[Tex/LaTex] Shared first authors in bibliography

biblatexbibliographies

In my field it is common to have shared first authorship for authors who “contributed equally to the work” (as shared first authorship is usually defined). The “proper” way of citing publications with shared first authors is to mention all first authors (not just the first first one1).

Now, normally the citation style for authordate-like formats is along the lines of:

Doe, Jane et al. (1995), “Title”. In: Journal

Whereby the subsequent authors are elided2. However, with shared first authors, the citation should look like this:

Jane Doe, Fred Foo et al. (1995), “Title”. In: Journal

I have two (related) questions concerning this:

  1. How do I accomplish this citation style in LaTeX using BibLaTeX?
  2. How do I even mark shared first authors in the source *.bib file?

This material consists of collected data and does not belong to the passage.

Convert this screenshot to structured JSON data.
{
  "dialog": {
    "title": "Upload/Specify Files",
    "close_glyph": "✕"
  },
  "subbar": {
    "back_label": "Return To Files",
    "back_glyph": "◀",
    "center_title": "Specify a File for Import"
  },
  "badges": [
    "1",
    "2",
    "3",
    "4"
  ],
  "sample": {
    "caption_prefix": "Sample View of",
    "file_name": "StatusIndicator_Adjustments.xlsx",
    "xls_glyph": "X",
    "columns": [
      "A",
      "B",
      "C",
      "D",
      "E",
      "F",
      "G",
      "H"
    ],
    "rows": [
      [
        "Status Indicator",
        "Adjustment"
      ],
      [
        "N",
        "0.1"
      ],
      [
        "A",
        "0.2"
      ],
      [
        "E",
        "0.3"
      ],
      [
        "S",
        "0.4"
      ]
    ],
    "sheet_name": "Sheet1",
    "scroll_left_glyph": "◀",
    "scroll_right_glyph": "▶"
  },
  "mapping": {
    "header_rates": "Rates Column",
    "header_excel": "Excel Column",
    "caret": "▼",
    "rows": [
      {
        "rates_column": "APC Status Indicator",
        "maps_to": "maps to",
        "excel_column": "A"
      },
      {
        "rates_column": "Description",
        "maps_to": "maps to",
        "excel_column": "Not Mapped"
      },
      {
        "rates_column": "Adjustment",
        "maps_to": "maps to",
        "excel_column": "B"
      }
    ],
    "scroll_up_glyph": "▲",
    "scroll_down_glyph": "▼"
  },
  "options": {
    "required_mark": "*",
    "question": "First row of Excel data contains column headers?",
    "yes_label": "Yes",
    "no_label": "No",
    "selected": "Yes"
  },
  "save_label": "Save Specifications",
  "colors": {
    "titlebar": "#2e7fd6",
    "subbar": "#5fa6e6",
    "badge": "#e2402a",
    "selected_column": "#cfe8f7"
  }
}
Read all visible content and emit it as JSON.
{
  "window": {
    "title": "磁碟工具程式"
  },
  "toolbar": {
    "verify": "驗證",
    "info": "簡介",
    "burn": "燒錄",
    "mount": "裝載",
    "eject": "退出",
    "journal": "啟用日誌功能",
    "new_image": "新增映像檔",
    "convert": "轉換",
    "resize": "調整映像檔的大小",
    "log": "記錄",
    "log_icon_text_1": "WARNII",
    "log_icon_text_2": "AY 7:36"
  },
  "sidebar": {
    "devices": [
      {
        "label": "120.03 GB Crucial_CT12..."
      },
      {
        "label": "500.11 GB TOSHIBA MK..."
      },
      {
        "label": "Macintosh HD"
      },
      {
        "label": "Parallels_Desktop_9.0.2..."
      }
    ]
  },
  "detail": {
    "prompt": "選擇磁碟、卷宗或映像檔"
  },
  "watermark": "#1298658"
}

The second question is a corollary of the first, since it is my understanding that in a “normal” *.bib file the author field is simply an ordered list, with no means of indicating contribution.

I’m particularly interested in how to accomplish this for biblatexauthoryear style; however, I’m also interested in a more general solution with full author lists (in which joint first authors could e.g. be marked by an asterisk).


1 And this is actually quite important, although disappointingly few publications get it right, because if not done, it skews authorship for the purpose of text mining, and unfairly withholds the equal contributions of the co-first authors.

2 Unless there are very few (e.g. < 3), in which case it’s common to cite them all.

Best Answer

I'm not sure there is a 'technical' answer there, at least not with .bib files. The BibTeX format is easy to use and edit but doesn't allow adding XML-like 'meta-data' to authors. Any approach to adding additional markup will end up with repetition

authors  = {A. N. Other and B. Secondauthor and ...
nameauthors =  {A. N. Other and B. Secondauthor}

or need data that will not be transferable between styles

authors  = {A. N. Other* and B. Secondauthor* and ...

Moreover, saying that multiple authors 'should be given for equal credit' is not really what citations are for: they are to allow readers to unambiguously identify references. In areas that use author-date citations, the number of authors given is typically the minimum number to achieve that and typically the most 'important' author(s) are given at the start of the list as a result. However, that's not guaranteed. For example, in my subject area the corresponding (lead) author is commonly (though not exclusively) given last. As such, automated selection of author names is not appropriate and if I want to refer to a group leader I do it by hand

BigName and co-workers have reported~\cite{BigName2015} ...

(My subject area uses numerical citations so the above would have a number not some random first author surname as part of the citation.)

These subtleties are I think only realistically addressed by writing such information by hand in the manuscript.